Dr. Allen S. Lee has what he calls “a scary slide” in his presentation to young assistant professors.
Lee, a highly regarded scholar of information systems who spent 15 years on the editorial board of MIS Quarterly, shows professors who are on the tenure track a slide illustrating just how much time it takes to get published in a top research journal.
To put it simply: If you haven’t submitted a research paper for consideration by the end of your fourth year, you’re not likely to have something published when the review process concludes ahead of your seventh year.
“You have to hit the ground running,” said Lee, a professor of information systems at the School of Business at Virginia Commonwealth University. “The Ph.D. process is exhausting, but you can’t take that first year off.”
Lee brought that message to a group of tenure-track professors at the Howe School, which is putting a heavier emphasis on getting professors published in the top academic journals — with an additional focus on giving younger professors advice on how to get published.
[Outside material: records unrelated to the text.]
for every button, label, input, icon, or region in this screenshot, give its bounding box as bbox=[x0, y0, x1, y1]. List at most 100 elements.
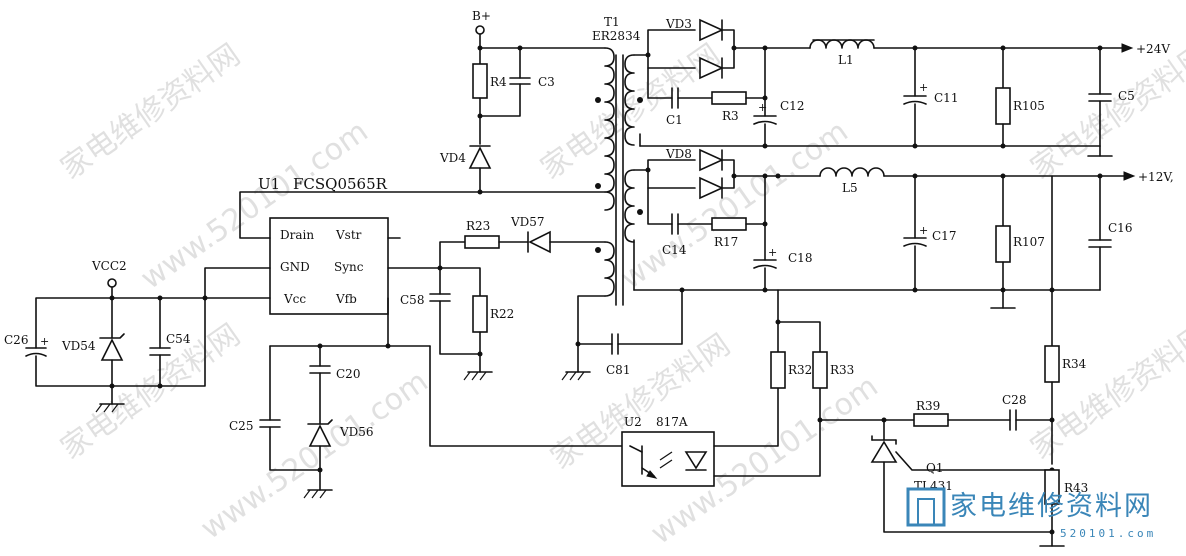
u2-label: U2 bbox=[624, 415, 642, 429]
vd54-zener bbox=[100, 338, 124, 361]
r32-label: R32 bbox=[788, 363, 812, 377]
bplus-label: B+ bbox=[472, 9, 491, 23]
u1-pin-vfb: Vfb bbox=[335, 292, 357, 306]
c81-label: C81 bbox=[606, 363, 630, 377]
r33-label: R33 bbox=[830, 363, 854, 377]
watermark-layer: 家电维修资料网 www.520101.com 家电维修资料网 www.52010… bbox=[55, 37, 1186, 551]
u2-part-label: 817A bbox=[656, 415, 688, 429]
u1-pin-vstr: Vstr bbox=[335, 228, 362, 242]
sync-network: R23 VD57 C58 R22 C81 bbox=[387, 215, 683, 381]
c58-label: C58 bbox=[400, 293, 424, 307]
logo-url: 520101.com bbox=[1060, 527, 1156, 540]
primary-snubber: B+ R4 C3 VD4 bbox=[239, 9, 606, 239]
c17-label: C17 bbox=[932, 229, 956, 243]
vd57-label: VD57 bbox=[510, 215, 545, 229]
t1-label: T1 bbox=[604, 15, 620, 29]
c14-label: C14 bbox=[662, 243, 687, 257]
r3-label: R3 bbox=[722, 109, 739, 123]
tl431-symbol bbox=[870, 440, 898, 463]
r17-label: R17 bbox=[714, 235, 738, 249]
opto-bias: R32 R33 bbox=[770, 289, 885, 423]
watermark-text: 家电维修资料网 bbox=[535, 37, 727, 186]
feedback-network: C25 C20 VD56 bbox=[229, 297, 631, 499]
watermark-text: 家电维修资料网 bbox=[55, 37, 247, 186]
c3-label: C3 bbox=[538, 75, 555, 89]
bplus-terminal bbox=[475, 25, 485, 35]
r34-label: R34 bbox=[1062, 357, 1087, 371]
c20-label: C20 bbox=[336, 367, 360, 381]
site-logo: 家电维修资料网 520101.com bbox=[906, 487, 1156, 540]
r107-label: R107 bbox=[1013, 235, 1045, 249]
u2-optocoupler: U2 817A bbox=[621, 379, 821, 487]
output-24v-section: VD3 L1 +24V C1 R3 + C12 + bbox=[633, 17, 1170, 157]
c17-plus: + bbox=[919, 224, 928, 237]
u1-part-label: FCSQ0565R bbox=[293, 175, 388, 193]
r22-resistor bbox=[472, 295, 488, 333]
u1-pin-drain: Drain bbox=[280, 228, 314, 242]
vcc2-label: VCC2 bbox=[91, 259, 127, 273]
watermark-text: www.520101.com bbox=[615, 114, 855, 297]
c26-label: C26 bbox=[4, 333, 28, 347]
vcc2-terminal bbox=[107, 278, 117, 288]
r4-label: R4 bbox=[490, 75, 507, 89]
vd8-label: VD8 bbox=[665, 147, 692, 161]
u1-label: U1 bbox=[258, 175, 280, 193]
l5-label: L5 bbox=[842, 181, 858, 195]
u1-pin-sync: Sync bbox=[334, 260, 364, 274]
c1-label: C1 bbox=[666, 113, 683, 127]
u1-controller: U1 FCSQ0565R Drain Vstr GND Sync Vcc Vfb bbox=[258, 175, 389, 315]
c25-label: C25 bbox=[229, 419, 253, 433]
r23-resistor bbox=[464, 235, 500, 249]
output-12v-section: VD8 L5 +12V, C14 R17 + C18 bbox=[633, 147, 1174, 309]
watermark-text: 家电维修资料网 bbox=[1025, 317, 1186, 466]
logo-mark bbox=[906, 487, 946, 527]
vd54-label: VD54 bbox=[61, 339, 96, 353]
tl431-regulator: R34 R39 C28 Q1 TL431 R43 bbox=[870, 175, 1088, 547]
q1-part-label: TL431 bbox=[914, 479, 953, 493]
r17-resistor bbox=[711, 217, 747, 231]
r34-resistor bbox=[1044, 345, 1060, 383]
r22-label: R22 bbox=[490, 307, 514, 321]
c18-label: C18 bbox=[788, 251, 812, 265]
r107-resistor bbox=[995, 225, 1011, 263]
r105-resistor bbox=[995, 87, 1011, 125]
c28-label: C28 bbox=[1002, 393, 1026, 407]
u1-body bbox=[269, 217, 389, 315]
c54-label: C54 bbox=[166, 332, 191, 346]
c12-label: C12 bbox=[780, 99, 804, 113]
u1-pin-vcc: Vcc bbox=[283, 292, 306, 306]
c16-label: C16 bbox=[1108, 221, 1132, 235]
r3-resistor bbox=[711, 91, 747, 105]
watermark-text: 家电维修资料网 bbox=[1025, 37, 1186, 186]
c26-plus: + bbox=[40, 335, 49, 348]
vd8-diode-a bbox=[699, 148, 724, 172]
transformer-t1: T1 ER2834 bbox=[592, 15, 643, 306]
vcc-supply: VCC2 + C26 VD54 C54 bbox=[4, 259, 271, 413]
l1-label: L1 bbox=[838, 53, 854, 67]
u1-pin-gnd: GND bbox=[280, 260, 310, 274]
c5-label: C5 bbox=[1118, 89, 1135, 103]
t1-core-label: ER2834 bbox=[592, 29, 641, 43]
r32-resistor bbox=[770, 351, 786, 389]
c12-plus: + bbox=[758, 101, 767, 114]
out24-label: +24V bbox=[1136, 42, 1170, 56]
out12-label: +12V, bbox=[1138, 170, 1174, 184]
vd3-diode-a bbox=[699, 18, 724, 42]
c11-label: C11 bbox=[934, 91, 958, 105]
vd8-diode-b bbox=[699, 176, 724, 200]
r43-label: R43 bbox=[1064, 481, 1088, 495]
r23-label: R23 bbox=[466, 219, 490, 233]
vd4-diode bbox=[468, 146, 492, 169]
r4-resistor bbox=[472, 63, 488, 99]
vd56-label: VD56 bbox=[339, 425, 374, 439]
logo-name: 家电维修资料网 bbox=[950, 491, 1153, 522]
vd57-diode bbox=[528, 230, 551, 254]
u2-led bbox=[684, 451, 708, 470]
vd4-label: VD4 bbox=[439, 151, 466, 165]
vd3-diode-b bbox=[699, 56, 724, 80]
watermark-text: www.520101.com bbox=[195, 364, 435, 547]
q1-label: Q1 bbox=[926, 461, 943, 475]
c18-plus: + bbox=[768, 246, 777, 259]
vd3-label: VD3 bbox=[665, 17, 692, 31]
It’s all part of the ambitious strategic plan Howe adopted in 2012.
Those professors already know time is tight from the moment they’re hired, but it was helpful to see that timeline laid out for them, said Dr. Ricardo Collado, an assistant professor who joined Stevens in September,
“That’s gold,” he said of the slide. “That should be on the first page of every book we read.”
“It sounds like a lot, six years, but there’s so much that can happen and go wrong,” Collado said. “He was very open about his point of view and experiences, and the importance of making a plan to make sure you get published.”
Lee focused his message on how to get published, using his own experience both in academia and in publishing. One of the biggest considerations, he said, is perspective. Merely working hard on your research won’t guarantee publication, he said.
“You have to consider those editors,” he said. An editor at a journal who isn’t familiar with the kind of research you’re doing “should just be scratched off the list.”
Arranging to meet editors at conferences can help demystify the review process for assistant professors, which can help in packaging research for a journal.
“If you consider reviewers and editors to be your customers,” Lee said, “how do you present your research so they’ll buy it? That’s a critical piece of getting published.”
Failing to do so can be costly.
“Sending a paper to the wrong journal could cost you to lose a year, two years,” Collado said. “It’s all common sense, but it was so helpful to hear it from someone who really matters, whose opinion carries a lot of weight in publishing.”
The Howe School has a number of resources dedicated to helping tenure-track professors get published, including perspective from veterans like Lee and lunches with more experienced Howe professors who’ve been published many times.
“I’m impressed that the dean has set up a system where professors get the mentorship they need to get published,” said Lee, who did a sabbatical at Stevens five years ago.
That isn’t the case at most business schools. Leadership at Howe “knows the business of a business school,” Lee said. “The dean knows you need to make this investment to help professors. They know how to do the research, but that isn’t the same as knowing how to get your research published.”
Collado said he expects all the investment by the Howe School to pay off.
“I’m really impressed by the way they take care of us,” he said.
The ultimate goal for a young researcher is the Presidential Early Career Awards for Scientists and Engineers, a highly distinguished honor presented by the White House. Collado said it’s a lofty goal, but with a host of new, hungry faculty researchers and support from the top, it’s not out of reach.
“I would expect all this support will pay off in the long term, exponentially,” he said. “The hope is that one of us will get this.”